Question

Collisions Lab
http://phet.colorado.edu/sims/collision-lab/collision-lab_en.html
Run the simulation and draw a diagram that represents Pi - the momentum before the collision.
Underneath that diagram draw another diagram that shows two vectors - P1f and P2f - the final momentums of ball 1 and ball 2 after the collision.

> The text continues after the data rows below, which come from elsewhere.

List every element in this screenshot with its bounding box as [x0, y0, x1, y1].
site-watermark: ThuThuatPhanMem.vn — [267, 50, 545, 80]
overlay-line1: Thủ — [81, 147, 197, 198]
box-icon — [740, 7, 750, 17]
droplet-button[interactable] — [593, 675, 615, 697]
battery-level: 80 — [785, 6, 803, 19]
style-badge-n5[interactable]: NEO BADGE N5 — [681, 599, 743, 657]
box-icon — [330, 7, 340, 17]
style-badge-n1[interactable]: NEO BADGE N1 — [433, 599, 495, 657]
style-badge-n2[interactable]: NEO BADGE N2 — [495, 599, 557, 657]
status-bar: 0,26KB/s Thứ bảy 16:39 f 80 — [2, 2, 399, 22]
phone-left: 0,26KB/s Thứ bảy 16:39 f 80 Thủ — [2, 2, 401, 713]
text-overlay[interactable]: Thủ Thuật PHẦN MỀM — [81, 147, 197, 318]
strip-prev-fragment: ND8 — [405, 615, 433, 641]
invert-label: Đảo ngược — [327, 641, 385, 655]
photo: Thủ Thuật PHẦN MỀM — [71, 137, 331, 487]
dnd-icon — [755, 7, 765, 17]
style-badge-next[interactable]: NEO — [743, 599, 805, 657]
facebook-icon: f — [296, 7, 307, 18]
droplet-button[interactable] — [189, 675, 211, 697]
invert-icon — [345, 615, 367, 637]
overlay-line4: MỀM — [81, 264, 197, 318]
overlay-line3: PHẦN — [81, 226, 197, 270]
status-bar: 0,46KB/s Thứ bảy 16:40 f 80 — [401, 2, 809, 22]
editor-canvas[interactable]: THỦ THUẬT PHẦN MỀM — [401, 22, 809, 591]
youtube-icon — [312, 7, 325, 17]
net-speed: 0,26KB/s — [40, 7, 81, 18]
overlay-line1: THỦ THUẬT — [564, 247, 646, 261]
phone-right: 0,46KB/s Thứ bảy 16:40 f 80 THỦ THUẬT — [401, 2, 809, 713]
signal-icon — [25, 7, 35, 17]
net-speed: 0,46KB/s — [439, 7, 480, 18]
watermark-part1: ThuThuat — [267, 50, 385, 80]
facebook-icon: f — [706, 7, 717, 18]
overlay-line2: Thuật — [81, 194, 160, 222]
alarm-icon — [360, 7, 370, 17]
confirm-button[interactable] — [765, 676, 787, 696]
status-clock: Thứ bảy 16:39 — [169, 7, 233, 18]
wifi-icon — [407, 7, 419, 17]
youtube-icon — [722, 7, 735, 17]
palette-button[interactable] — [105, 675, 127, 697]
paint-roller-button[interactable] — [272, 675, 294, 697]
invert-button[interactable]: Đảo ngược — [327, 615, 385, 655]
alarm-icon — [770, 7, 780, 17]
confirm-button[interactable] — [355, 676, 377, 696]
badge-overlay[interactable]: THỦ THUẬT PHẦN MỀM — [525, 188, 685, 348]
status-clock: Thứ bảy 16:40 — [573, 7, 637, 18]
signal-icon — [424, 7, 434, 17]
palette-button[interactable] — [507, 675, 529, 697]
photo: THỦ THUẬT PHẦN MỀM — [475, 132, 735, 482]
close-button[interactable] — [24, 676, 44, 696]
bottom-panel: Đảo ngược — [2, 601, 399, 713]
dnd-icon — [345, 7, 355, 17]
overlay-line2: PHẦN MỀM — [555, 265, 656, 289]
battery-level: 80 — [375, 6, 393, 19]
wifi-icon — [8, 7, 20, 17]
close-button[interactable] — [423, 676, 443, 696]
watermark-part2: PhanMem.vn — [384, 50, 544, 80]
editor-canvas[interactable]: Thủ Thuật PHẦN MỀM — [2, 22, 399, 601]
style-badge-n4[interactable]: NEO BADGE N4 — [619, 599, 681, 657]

Include a third vector that represents Pf - the sum of the former two vectors.
Using formula, calculate the total kinetic energy before and the total energy after the collision.
Repeat step 1 but first change the Elasticity to 50%.
Reset the elasticity to

Answer 1

HInt:
if the collision is elastic perfectly, then kinetic energy is conserved and also total momentum is conserved

Answer 2

so, we can write these equations:
\[\Large \begin{gathered}
{m_1}v = {m_1}{u_1} + {m_2}{u_2} \hfill \\
\hfill \\
\frac{1}{2}{m_1}{v^2} = \frac{1}{2}{m_1}u_1^2 + \frac{1}{2}{m_2}u_2^2 \hfill \\
\end{gathered} \]
where \(v=1,\;m_1=0.5,\;m_2=1.5\), furthermore, \(u_1,\;u_2\), are the corresponding speeds after collision of the two objects

Answer 3

please solve such system for \(u_1,\;u_2\)

Answer 4

what about the two diagrams? how do u draw them?

Answer 5

which formula is for after collision and which one for before?

Answer 6

in this formula:
\[\frac{1}{2}{m_1}{v^2} = \frac{1}{2}{m_1}u_1^2 + \frac{1}{2}{m_2}u_2^2\]
left side represents the initial kinetic energy, namely before collision, and right side represents the kinetic energy after collision

Answer 7

im confused how to solve for u1 and u2

Answer 8

and how do u draw the diagrams?

Answer 9

from your data we can write this: \(m_2=3m_1\). Am I right?

Answer 10

\(m_2=1.5\), and \(3m_1=3 \cdot 0.5=1.5\)

Answer 11

so we can rewrite such system as below:
\[\left\{ \begin{gathered}
{m_1}v = {m_1}{u_1} + 3{m_1}{u_2} \hfill \\
\hfill \\
\frac{1}{2}{m_1}{v^2} = \frac{1}{2}{m_1}u_1^2 + \frac{1}{2}3{m_1}u_2^2 \hfill \\
\end{gathered} \right.\]
Now I cancel \(m_1\) from both equations:
\[\left\{ \begin{gathered}
v = {u_1} + 3{u_2} \hfill \\
\hfill \\
\frac{1}{2}{v^2} = \frac{1}{2}u_1^2 + \frac{1}{2}3u_2^2 \hfill \\
\end{gathered} \right.\]
then I multiply both sides of the second equation, by \(2\), so I get:
\[\left\{ \begin{gathered}
v = {u_1} + 3{u_2} \hfill \\
\hfill \\
{v^2} = u_1^2 + 3u_2^2 \hfill \\
\end{gathered} \right.\]
the last system is easily solved using the substitution method. Please try

Answer 12

sorry i dont know how to..:/

Answer 13

from first equation I get \(u_1\) as follows:
\[{u_1} = v - 3{u_2}\]
then I substitute into the second equation:
\[{v^2} = {\left( {v - 3{u_2}} \right)^2} + 3u_2^2\]
which is a quadratic equation, please try to solve it

Answer 14

oh sorry i accidentally tried doing elimination oops

Answer 15

hint:
after a simplification, I get:
\[{v^2} = {v^2} + 9u_2^2 - 6v{u_2} + 3u_2^2\]

Answer 16

this is soo confusing..isnt there another way to solve for kinetic energy?

Answer 17

can you first help me with drawing the diagrams?